Un recueil léger, aérien, de belle allure, avec un portrait de l’auteur en couverture. A l’avant garde des ruines dessine son petit volume sur fond blanc, accompagné de cet horizon d’attente, annoncé par le sous titrage qui classe in médias res les textes dans la catégorie « Poésie ».
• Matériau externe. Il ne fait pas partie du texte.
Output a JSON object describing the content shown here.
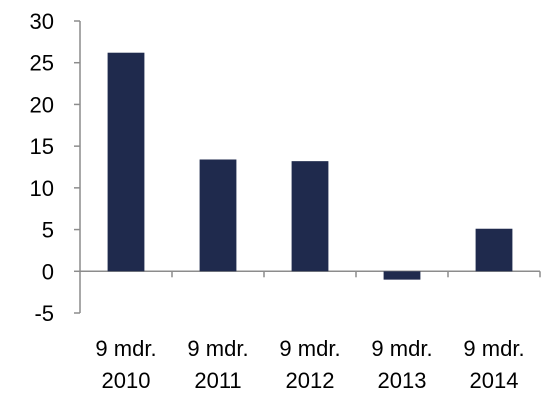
{
  "chart_data": {
    "type": "bar",
    "categories": [
      [
        "9 mdr.",
        "2010"
      ],
      [
        "9 mdr.",
        "2011"
      ],
      [
        "9 mdr.",
        "2012"
      ],
      [
        "9 mdr.",
        "2013"
      ],
      [
        "9 mdr.",
        "2014"
      ]
    ],
    "values": [
      26.2,
      13.4,
      13.2,
      -1.0,
      5.1
    ],
    "ylim": [
      -5,
      30
    ],
    "yticks": [
      -5,
      0,
      5,
      10,
      15,
      20,
      25,
      30
    ],
    "bar_color": "#1f2a4d",
    "axis_color": "#8c8c8c",
    "grid": false,
    "legend": "none"
  }
}
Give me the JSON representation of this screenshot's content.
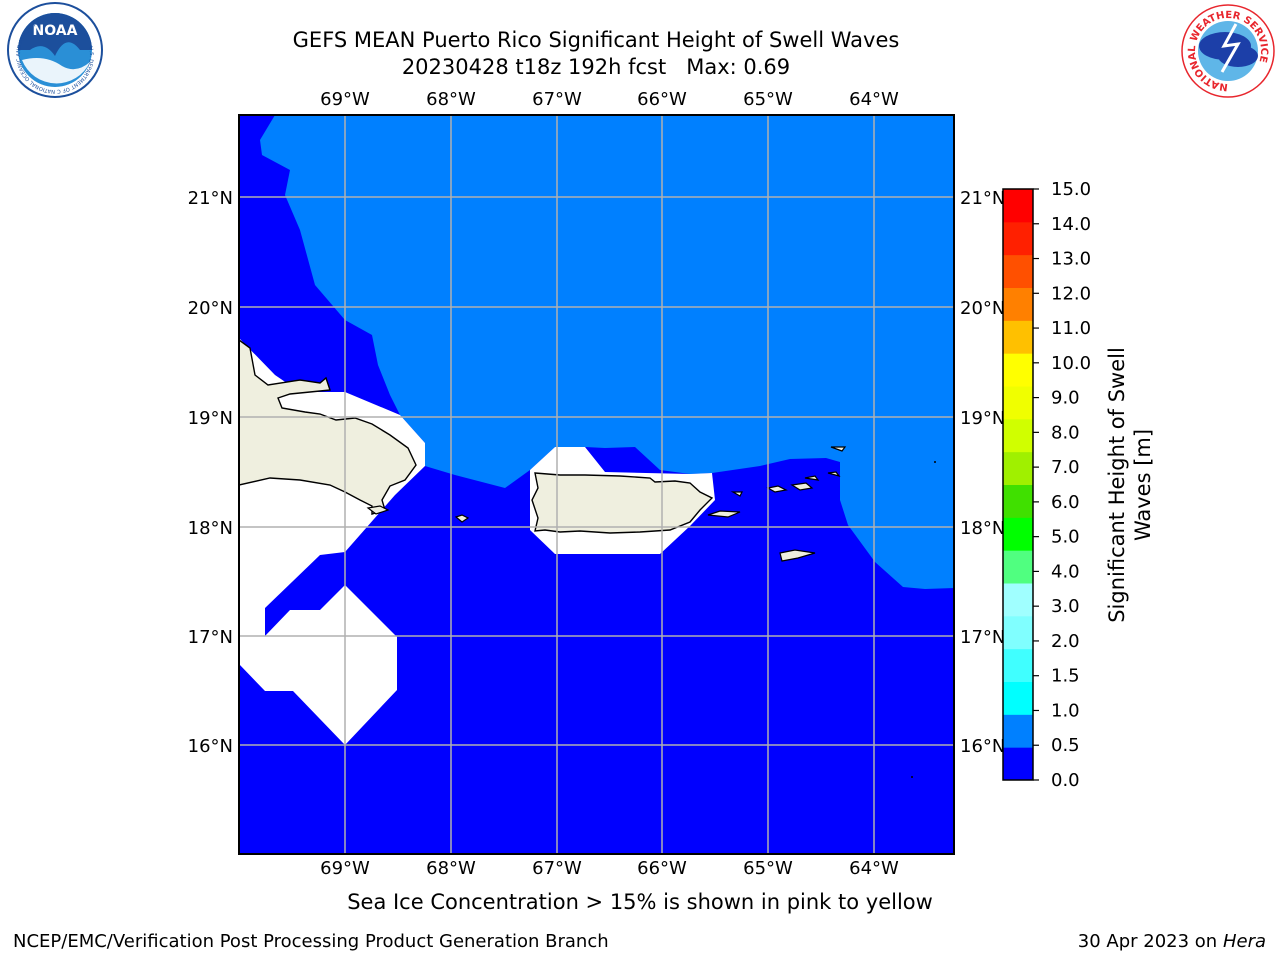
{
  "header": {
    "title_line1": "GEFS MEAN Puerto Rico Significant Height of Swell Waves",
    "title_line2": "20230428 t18z 192h fcst   Max: 0.69"
  },
  "logos": {
    "noaa": {
      "text": "NOAA",
      "ring_text": "NATIONAL OCEANIC AND ATMOSPHERIC ADMINISTRATION • U.S. DEPARTMENT OF COMMERCE •",
      "colors": [
        "#1c4f9c",
        "#2a8fd6",
        "#ffffff"
      ]
    },
    "nws": {
      "ring_text": "NATIONAL WEATHER SERVICE",
      "colors": [
        "#e8262d",
        "#1c3fa8",
        "#5fb6e8"
      ]
    }
  },
  "map": {
    "lon_labels": [
      "69°W",
      "68°W",
      "67°W",
      "66°W",
      "65°W",
      "64°W"
    ],
    "lat_labels": [
      "21°N",
      "20°N",
      "19°N",
      "18°N",
      "17°N",
      "16°N"
    ],
    "colors": {
      "band_0_0_5": "#0000ff",
      "band_0_5_1_0": "#0080ff",
      "land": "#efefdf",
      "nodata": "#ffffff",
      "grid": "#b0b0b0"
    }
  },
  "colorbar": {
    "label_line1": "Significant Height of Swell",
    "label_line2": "Waves [m]",
    "ticks": [
      "0.0",
      "0.5",
      "1.0",
      "1.5",
      "2.0",
      "3.0",
      "4.0",
      "5.0",
      "6.0",
      "7.0",
      "8.0",
      "9.0",
      "10.0",
      "11.0",
      "12.0",
      "13.0",
      "14.0",
      "15.0"
    ],
    "colors": [
      "#0000ff",
      "#0080ff",
      "#00ffff",
      "#40ffff",
      "#80ffff",
      "#a0ffff",
      "#50ff80",
      "#00ff00",
      "#40e000",
      "#a0f000",
      "#d0ff00",
      "#f0ff00",
      "#ffff00",
      "#ffc000",
      "#ff8000",
      "#ff5000",
      "#ff2000",
      "#ff0000"
    ]
  },
  "notes": {
    "sea_ice": "Sea Ice Concentration > 15% is shown in pink to yellow",
    "footer_left": "NCEP/EMC/Verification Post Processing Product Generation Branch",
    "footer_date": "30 Apr 2023 on ",
    "footer_host": "Hera"
  }
}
Le lecteur ne sera pas déçu. Rares sont encore les poètes qui, en si peu de mots, déploient tant de puissance évocatoire, de landes aux horizons des terrains vagues, de paysages où se perdre devient suivre une errance qui sanctifie le passage du Styx.

 

Hors de la lueur

Le paysage s’ouvre
Sur
Un échantillon de mort

Se referme
Sur les lointains

L’enfer
Répète des oraisons

Tu renais
En lui 

Christophe Bregaint , A l’avant-garde des ruines, Editons du Pont de l’Europe, 2017, 65 pages, 10 €.

Christophe Bregaint , A l’avant-garde des ruines, Éditions du Pont de l’Europe, 2017, 65 pages, 10 €.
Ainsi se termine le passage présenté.